Sophomores Scott McDonald and Blake Valentine, first-time RAs at Tucker Hall, pulled on their RA caps Friday, Aug. 12. They spent much of that first day distributing keys and directing students to their dorm rooms.

Over the next year, they and the 205 other RAs on campus will counsel homesick students, build communities in their dormitories and on-campus apartments, mediate conflicts, and enforce University Housing policies, among myriad other tasks.

RAs are “the front line to residents,” said Susan Grant, director of University Housing. And while they perform a vital service for the university and its students, they also gain a great deal from their work, she added.

“While the RAs assist others, they are also growing and developing their own skills — in leadership, problem solving, planning and collaboration,” she said. “Employers look for students who have been RAs when they’re searching for new staff because they possess advanced people skills from the experiences that the job affords.”

Sophomore resident advisor Blake Valentine reviews room assignments at Tucker Hall.

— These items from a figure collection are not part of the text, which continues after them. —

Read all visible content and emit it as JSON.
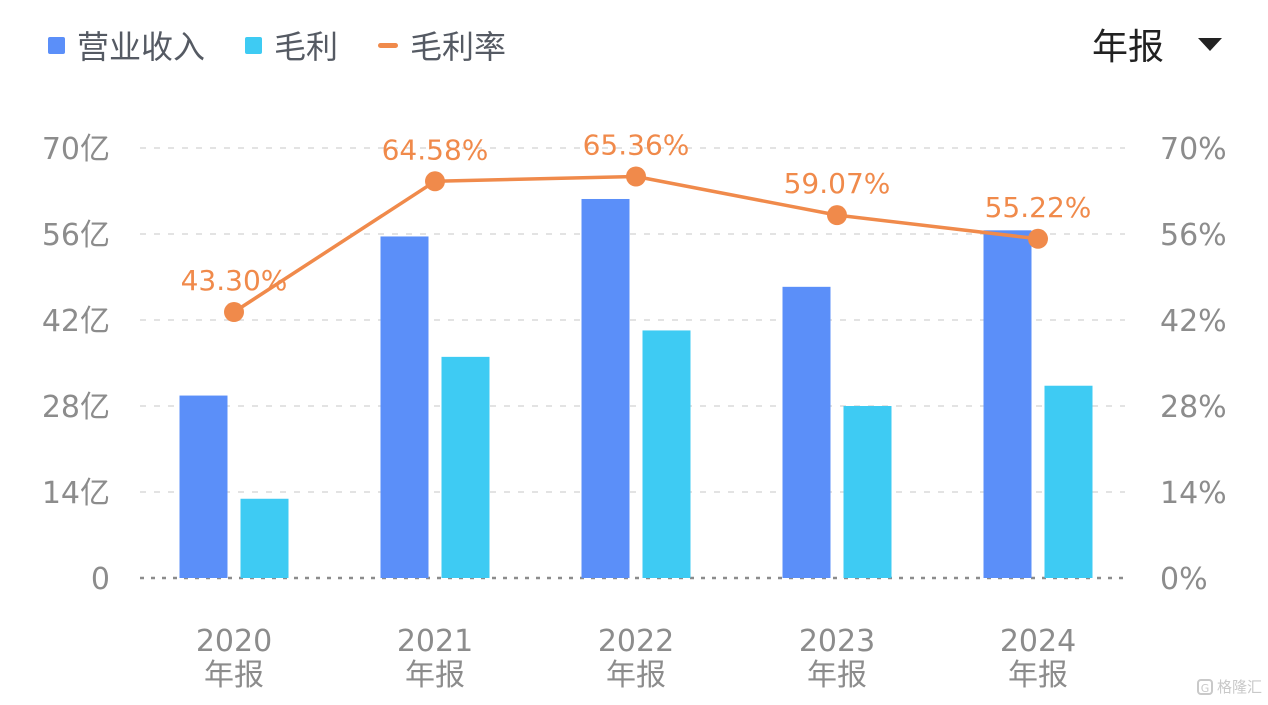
{
  "legend": {
    "revenue": "营业收入",
    "gross_profit": "毛利",
    "gross_margin": "毛利率"
  },
  "period_selector": {
    "label": "年报"
  },
  "colors": {
    "revenue": "#5b8ff9",
    "gross_profit": "#3ecbf3",
    "gross_margin": "#f08a4b",
    "axis_text": "#8c8c8c",
    "grid": "#e3e3e3"
  },
  "watermark": {
    "text": "格隆汇"
  },
  "chart_data": {
    "type": "bar",
    "categories": [
      "2020",
      "2021",
      "2022",
      "2023",
      "2024"
    ],
    "category_suffix": "年报",
    "series": [
      {
        "name": "营业收入",
        "type": "bar",
        "values": [
          29.7,
          55.6,
          61.7,
          47.4,
          56.6
        ]
      },
      {
        "name": "毛利",
        "type": "bar",
        "values": [
          12.9,
          36.0,
          40.3,
          28.0,
          31.3
        ]
      },
      {
        "name": "毛利率",
        "type": "line",
        "axis": "right",
        "values": [
          43.3,
          64.58,
          65.36,
          59.07,
          55.22
        ],
        "labels": [
          "43.30%",
          "64.58%",
          "65.36%",
          "59.07%",
          "55.22%"
        ]
      }
    ],
    "y_left": {
      "ticks": [
        "0",
        "14亿",
        "28亿",
        "42亿",
        "56亿",
        "70亿"
      ],
      "range": [
        0,
        70
      ]
    },
    "y_right": {
      "ticks": [
        "0%",
        "14%",
        "28%",
        "42%",
        "56%",
        "70%"
      ],
      "range": [
        0,
        70
      ]
    },
    "grid": true,
    "legend_position": "top-left"
  }
}
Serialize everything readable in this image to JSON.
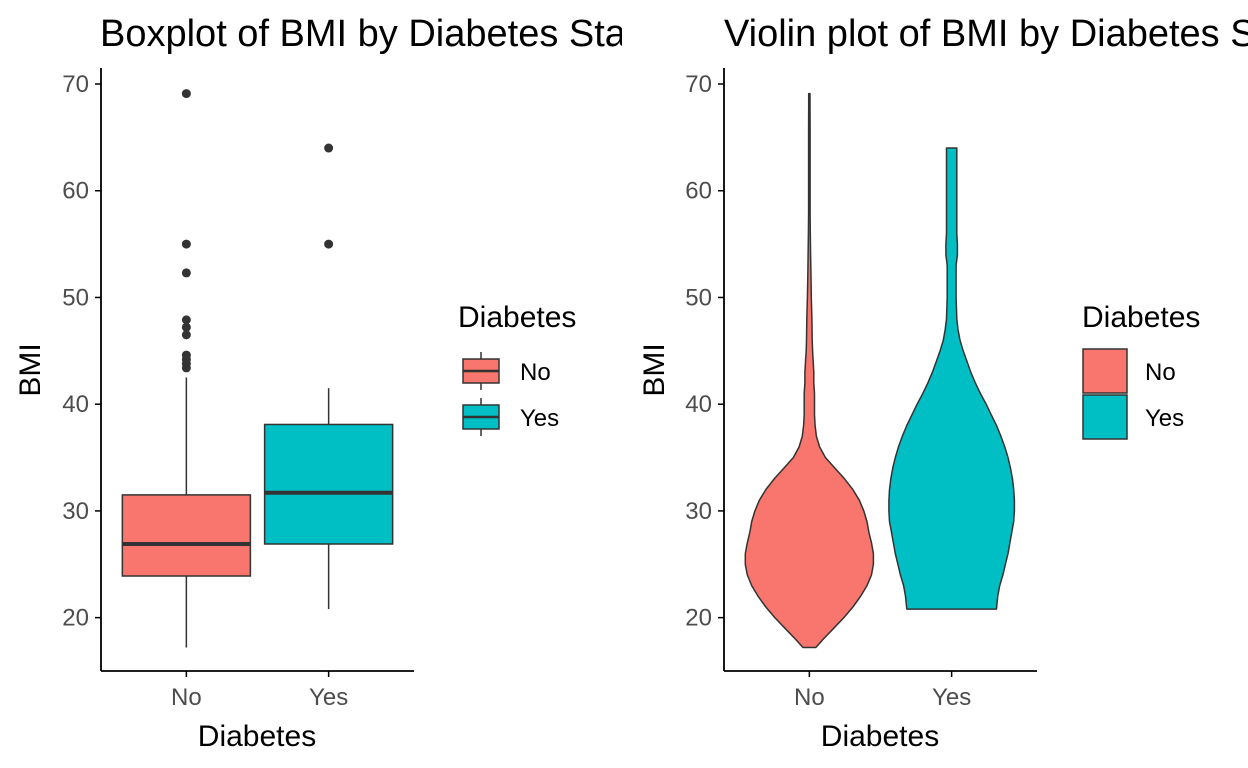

Nearly 60 percent of the RAs at NC State are serving as resident advisors for the first time. While just getting their first tastes of life as resident advisors, McDonald and Valentine have both benefited from the help of committed RAs themselves. As a freshman, Valentine took an RA’s advice and sought math help from NC State’s Undergraduate Tutorial Center.

McDonald said he sought an RA’s advice on how to help a friend who was struggling with a personal issue. He sees helping freshmen adjust academically as an important function for an RA.

“It’s such a different environment than they’re used to in high school,” he said. “They come here and it’s really hard to adjust when you’ve had a 30-person class where the teacher knows your name and you’re going into an 80-person class where they might not know your name.”

Valentine said he sees bringing students together as one of his most important jobs.

“My RAs helped get me out there and introduced me to a lot of people, and I went to a lot of activities,” said Valentine, a biology major from Lansing, Mich. “I figured I could do the same for some other freshmen.”